Do you remember the first time we met? I was young, and we were at his house for the weekend. It wasn’t long until he was on another drunken binge – probably high, too – before he began looking for someone to take out his pent-up anger on. We were there, and it was convenient. We hid in a closet while he went on a rampage looking for us, and in an act of bravado, my companion and protector left me alone to brave the lunatic. After what felt like a lifetime, he returned, battered, yet assuring me, “Don’t be afraid. You’re safe, now.”
I didn’t see you again until many years later. It was in high school. While most of my peers were focused on acquiring their desired prom dates, you and I were locked in a nightmarish dance that no one else could see. After they had found out about my “other” life, I was left alone in my room, a handful of pills in one hand. I still don’t quite know if this was the trigger for the problems that followed.

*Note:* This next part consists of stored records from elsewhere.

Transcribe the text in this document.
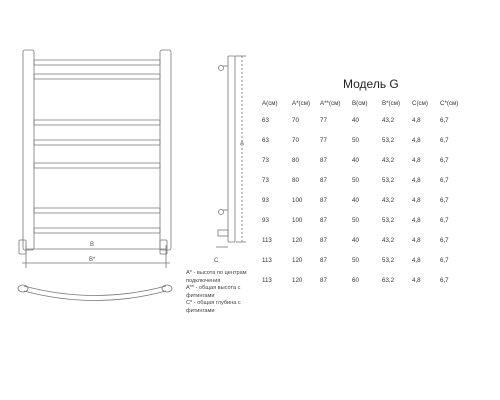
A
B
B*	C
Модель G
A(см)	A*(см)	A**(см)	B(см)	B*(см)	C(см)	C*(см)
63	70	77	40	43,2	4,8	6,7
63	70	77	50	53,2	4,8	6,7
73	80	87	40	43,2	4,8	6,7
73	80	87	50	53,2	4,8	6,7
93	100	87	40	43,2	4,8	6,7
93	100	87	50	53,2	4,8	6,7
113	120	87	40	43,2	4,8	6,7
113	120	87	50	53,2	4,8	6,7
113	120	87	60	63,2	4,8	6,7
A* - высота по центрам
подключения
A** - общая высота с
фитингами
C* - общая глубина с
фитингами
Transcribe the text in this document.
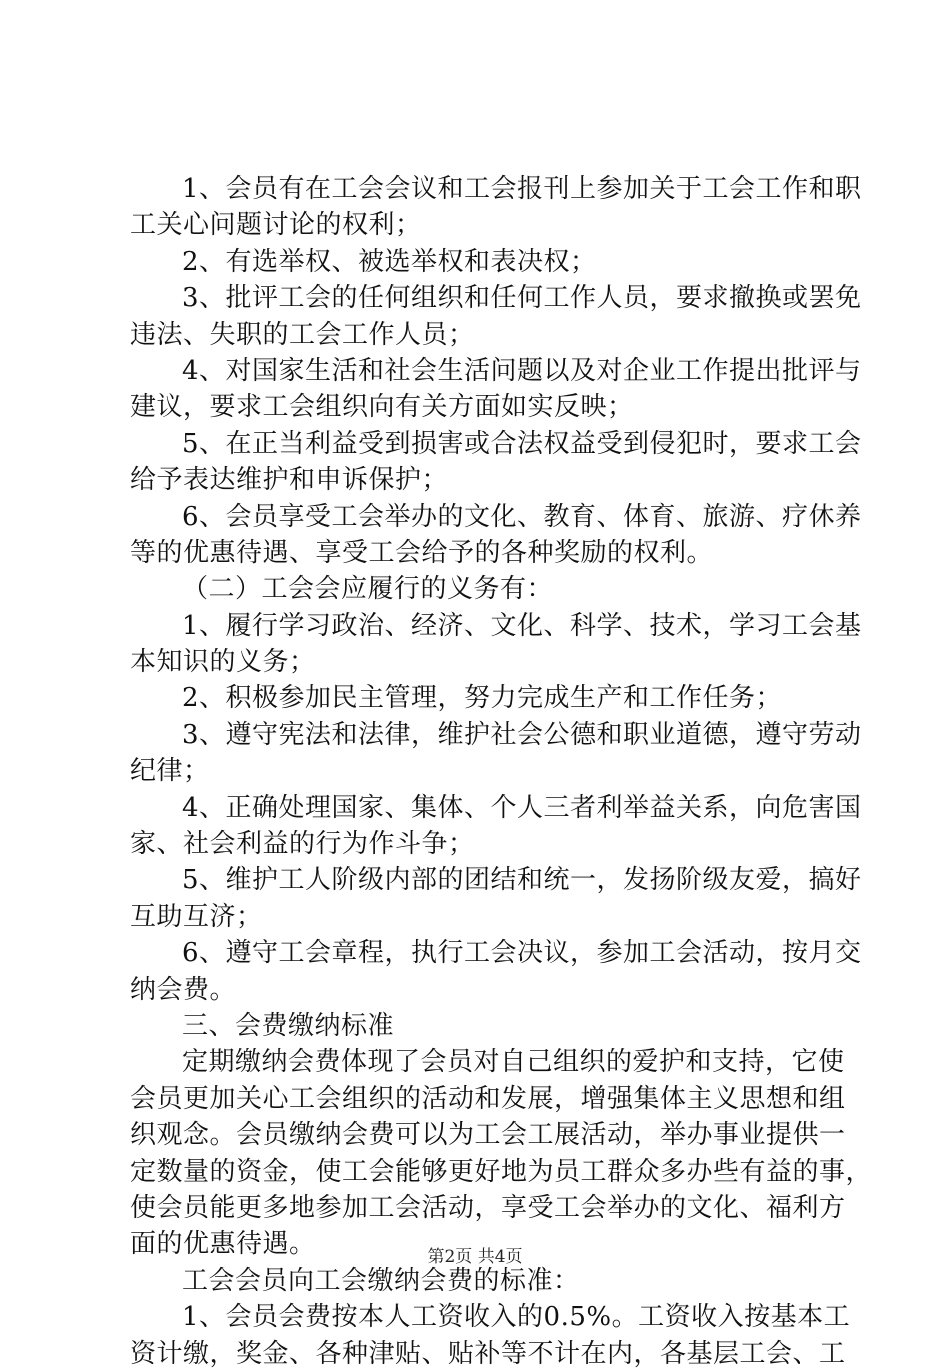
1、会员有在工会会议和工会报刊上参加关于工会工作和职
工关心问题讨论的权利；
2、有选举权、被选举权和表决权；
3、批评工会的任何组织和任何工作人员，要求撤换或罢免
违法、失职的工会工作人员；
4、对国家生活和社会生活问题以及对企业工作提出批评与
建议，要求工会组织向有关方面如实反映；
5、在正当利益受到损害或合法权益受到侵犯时，要求工会
给予表达维护和申诉保护；
6、会员享受工会举办的文化、教育、体育、旅游、疗休养
等的优惠待遇、享受工会给予的各种奖励的权利。
（二）工会会应履行的义务有：
1、履行学习政治、经济、文化、科学、技术，学习工会基
本知识的义务；
2、积极参加民主管理，努力完成生产和工作任务；
3、遵守宪法和法律，维护社会公德和职业道德，遵守劳动
纪律；
4、正确处理国家、集体、个人三者利举益关系，向危害国
家、社会利益的行为作斗争；
5、维护工人阶级内部的团结和统一，发扬阶级友爱，搞好
互助互济；
6、遵守工会章程，执行工会决议，参加工会活动，按月交
纳会费。
三、会费缴纳标准
定期缴纳会费体现了会员对自己组织的爱护和支持，它使
会员更加关心工会组织的活动和发展，增强集体主义思想和组
织观念。会员缴纳会费可以为工会工展活动，举办事业提供一
定数量的资金，使工会能够更好地为员工群众多办些有益的事，
使会员能更多地参加工会活动，享受工会举办的文化、福利方
面的优惠待遇。
工会会员向工会缴纳会费的标准：
1、会员会费按本人工资收入的0.5%。工资收入按基本工
资计缴，奖金、各种津贴、贴补等不计在内，各基层工会、工
第2页 共4页
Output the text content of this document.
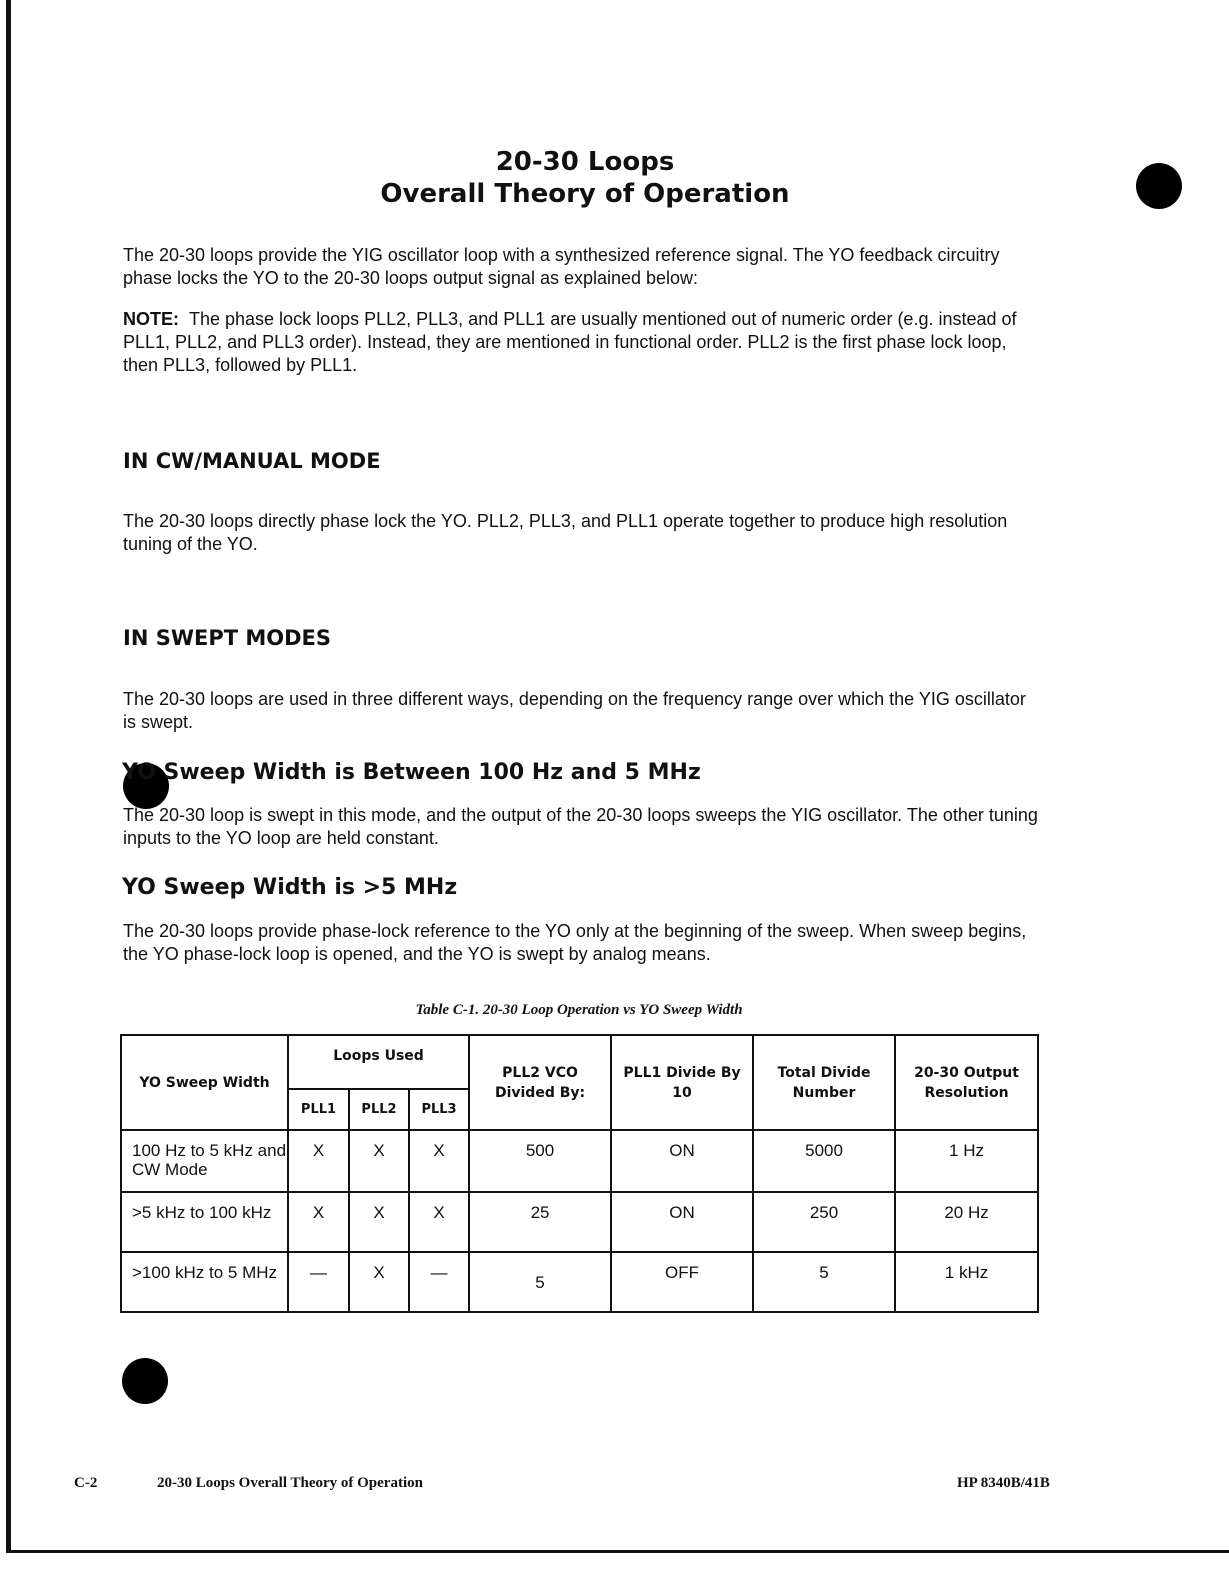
20-30 Loops
Overall Theory of Operation

The 20-30 loops provide the YIG oscillator loop with a synthesized reference signal. The YO feedback circuitry phase locks the YO to the 20-30 loops output signal as explained below:

NOTE: The phase lock loops PLL2, PLL3, and PLL1 are usually mentioned out of numeric order (e.g. instead of PLL1, PLL2, and PLL3 order). Instead, they are mentioned in functional order. PLL2 is the first phase lock loop, then PLL3, followed by PLL1.

IN CW/MANUAL MODE

The 20-30 loops directly phase lock the YO. PLL2, PLL3, and PLL1 operate together to produce high resolution tuning of the YO.

IN SWEPT MODES

The 20-30 loops are used in three different ways, depending on the frequency range over which the YIG oscillator is swept.

YO Sweep Width is Between 100 Hz and 5 MHz

The 20-30 loop is swept in this mode, and the output of the 20-30 loops sweeps the YIG oscillator. The other tuning inputs to the YO loop are held constant.

YO Sweep Width is >5 MHz

The 20-30 loops provide phase-lock reference to the YO only at the beginning of the sweep. When sweep begins, the YO phase-lock loop is opened, and the YO is swept by analog means.

Table C-1. 20-30 Loop Operation vs YO Sweep Width
YO Sweep Width	Loops Used			PLL2 VCO Divided By:	PLL1 Divide By 10	Total Divide Number	20-30 Output Resolution
	PLL1	PLL2	PLL3				
100 Hz to 5 kHz and CW Mode	X	X	X	500	ON	5000	1 Hz
>5 kHz to 100 kHz	X	X	X	25	ON	250	20 Hz
>100 kHz to 5 MHz	—	X	—	5	OFF	5	1 kHz
C-2	20-30 Loops Overall Theory of Operation	HP 8340B/41B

Despite our complete lack of unison, the music we danced to never stopped. I could hear you humming the notes behind our faded steps on most days. People told me I was losing my mind, but they were wrong, or maybe even afraid. No one wants to believe you’re so close, that you could reach out any moment and change their world.
But deep down, I always knew. I always had a sense of foreboding that you were there, waiting. These days, there isn’t a day that passes where I don’t see you. I’ve turned my head, and I am utterly unable to avert my gaze. I’ve realized that those who insisted I was wrong were just looking in the wrong direction all along. They don’t know you, _______, not like I do. No matter. You’re indifferent to their ignorance anyway.
No matter how determined they are to look away from you, you’ll meet them. It’s just a matter of time. But what is time to you, anyway? That, I do not know. But if you still have the time to oblige me, I’m ready for another dance.